A teia de cumplicidades na guerra


Patrícia Reis,

Sem uma profunda teia de cumplicidades pessoais, ao mais alto nível, a II Guerra Mundial não teria sido o que foi. Esta é a tese central do historiador francês Marc Ferro no seu livro Sete Homens em Guerra. As cumplicidades foram simétricas: assentaram, do lado do Eixo, na forte relação pessoal entre Hitler e Mussolini e, do lado ocidental, na firme aliança entre Roosevelt e Churchill. Entre os dois pólos, oscilou Estaline – que em 1939 assinou o pacto de não-agressão com Berlim e em 1941, com os tanques germânicos a acossá-lo, se aliou a Londres e Washington. As restantes figuras históricas que justificam o título do livro são o general Charles de Gaulle, chefe da França Livre, e o imperador japonês Hirohito, aliado de Hitler no Oriente.

 

Ferro revela múltiplos episódios protagonizados por todos eles. Hitler, por exemplo, era um antigo admirador de Mussolini. Quando se encontraram pela primeira vez, o alemão ofereceu ao italiano as obras de Nietzsche, o seu filósofo preferido. Estaline, por sua vez, manteve laços diplomáticos com a Roma fascista durante cerca de uma década. E no início dos anos 30 mandou traduzir para russo o Mein Kampf, de Hitler, obra que leu atentamente. Churchill, embora detestasse o líder nazi, chegou a ser um notório admirador de Mussolini. Roosevelt e Estaline estimavam-se mutuamente. A tal ponto que na conferência de Ialta, quando o presidente americano não compareceu a uma sessão de trabalho por se encontrar muito doente, o ditador soviético teve a preocupação de visitá-lo. “Porque é que a natureza o castiga desta forma?”, interrogou-se no final, virando-se para Molotov e Gromyko, que o acompanhavam.

 

Alguns outros episódios:

– Quando visitou Estaline, em Dezembro de 1944, De Gaulle recusou dormir na Casa de Hóspedes do Kremlin, alegadamente por ter “muitos micróbios”, optando pela embaixada francesa. E enalteceu Estalinegrado como “símbolo da unidade entre aliados”, ignorando o esforço solitário dos russos. Resultado: Estaline reservou-lhe um tratamento glacial.

– Em Ialta, o ditador soviético apresentou o temível Beria, chefe do KGB, a Roosevelt e Churchill. “Quem é?”, perguntou-lhe o inquilino da Casa Branca. “É o nosso Himmler”, respondeu Estaline, deixando os seus interlocutores gelados.

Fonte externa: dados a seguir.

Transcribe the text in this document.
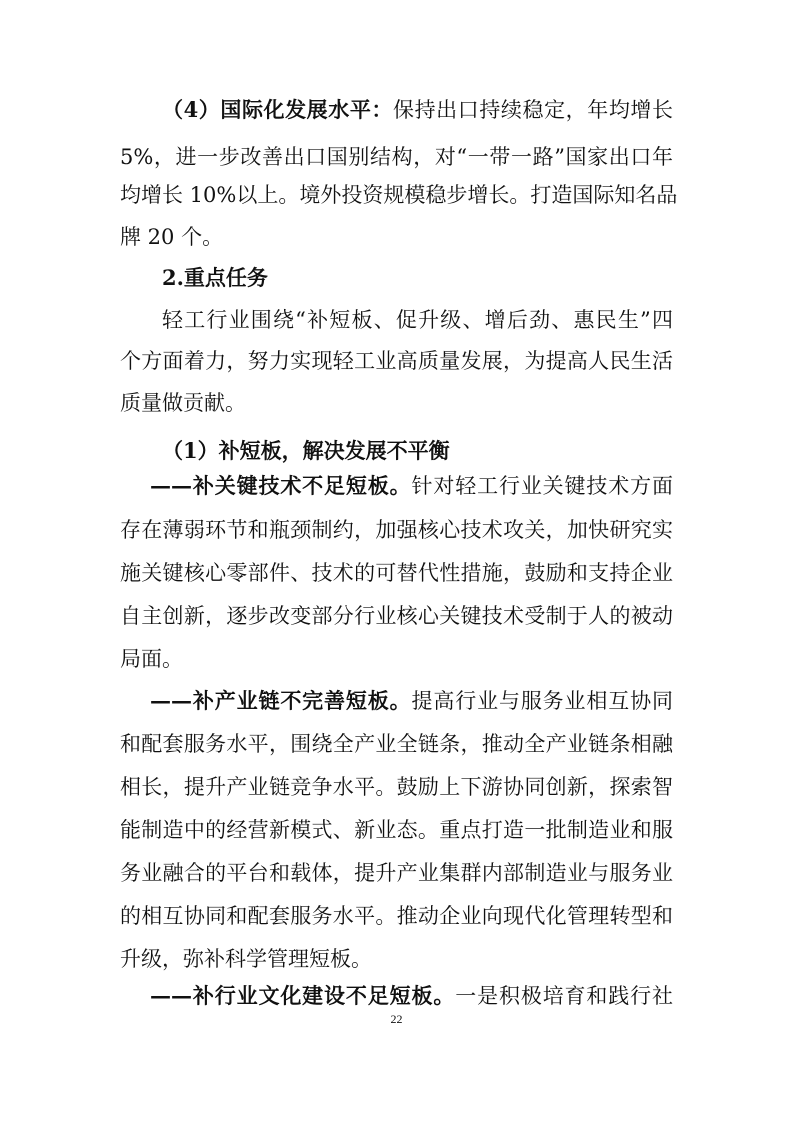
（4）国际化发展水平：保持出口持续稳定，年均增长
5%，进一步改善出口国别结构，对“一带一路”国家出口年
均增长 10%以上。境外投资规模稳步增长。打造国际知名品
牌 20 个。
2.重点任务
轻工行业围绕“补短板、促升级、增后劲、惠民生”四
个方面着力，努力实现轻工业高质量发展，为提高人民生活
质量做贡献。
（1）补短板，解决发展不平衡
——补关键技术不足短板。针对轻工行业关键技术方面
存在薄弱环节和瓶颈制约，加强核心技术攻关，加快研究实
施关键核心零部件、技术的可替代性措施，鼓励和支持企业
自主创新，逐步改变部分行业核心关键技术受制于人的被动
局面。
——补产业链不完善短板。提高行业与服务业相互协同
和配套服务水平，围绕全产业全链条，推动全产业链条相融
相长，提升产业链竞争水平。鼓励上下游协同创新，探索智
能制造中的经营新模式、新业态。重点打造一批制造业和服
务业融合的平台和载体，提升产业集群内部制造业与服务业
的相互协同和配套服务水平。推动企业向现代化管理转型和
升级，弥补科学管理短板。
——补行业文化建设不足短板。一是积极培育和践行社
22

Abril de 1943: Hitler e Mussolini encontram-se em Salzburgo. Estão macilentos, precocemente envelhecidos. “Dois doentes”, arrisca alguém. “Não, dois cadáveres”, corrige o dr. Pozzi, médico de Mussolini. Não se enganava: para os dois tiranos, aquele era o princípio do fim.

 

Sete Homens em Guerra. De Marc Ferro (Bertrand, 2008)

395 páginas

Classificação: * * *

12 comentários em “A teia de cumplicidades na guerra”

  1. Caro Pedro!

    O tempo tem singularidades tremendas, como aliás o seu post prova.
    Por falar em singularidades, permita-me que lhe dê nota do regresso do meu “Latitude 40”.

    Espero voltar a tê-lo como leitor.
    Obrigado.

    Abraço.
    A. Luís

  2. Existe um livro sobre a época da 2ª guerra mundial e mais concretamente sobre o holocausto nazi(lembrei-me por ver a foto do Hitler), já o li e reli e não entendo como foi possível tamanha barbaridade e ainda menos que existam pessoas a negar o holocausto. Este livro é difícil de encontrar mas já o encontrei aqui na net:

    “auschwitz inferno de mulheres”

    1. Há centenas de livros que aqui poderia recomendar, Ana. Este que refiro é muito interessante. Outro é ‘1939 – Contagem Decrescente para a Guerra’, de que falarei um pouco mais acima.

  3. Há qualquer coisa de muito subtil (e às vezes não tão subtil como isso) que é comum às personalidades dos grandes “senhores da guerra”. Por isso se reconhecem como pares, se respeitam e raramente se subestimam. Não é estranho que essa matéria que partilham os faça cúmplices, por mais que se encontrem em campos opostos.
    O livro deve ser bem interessante, Pedro.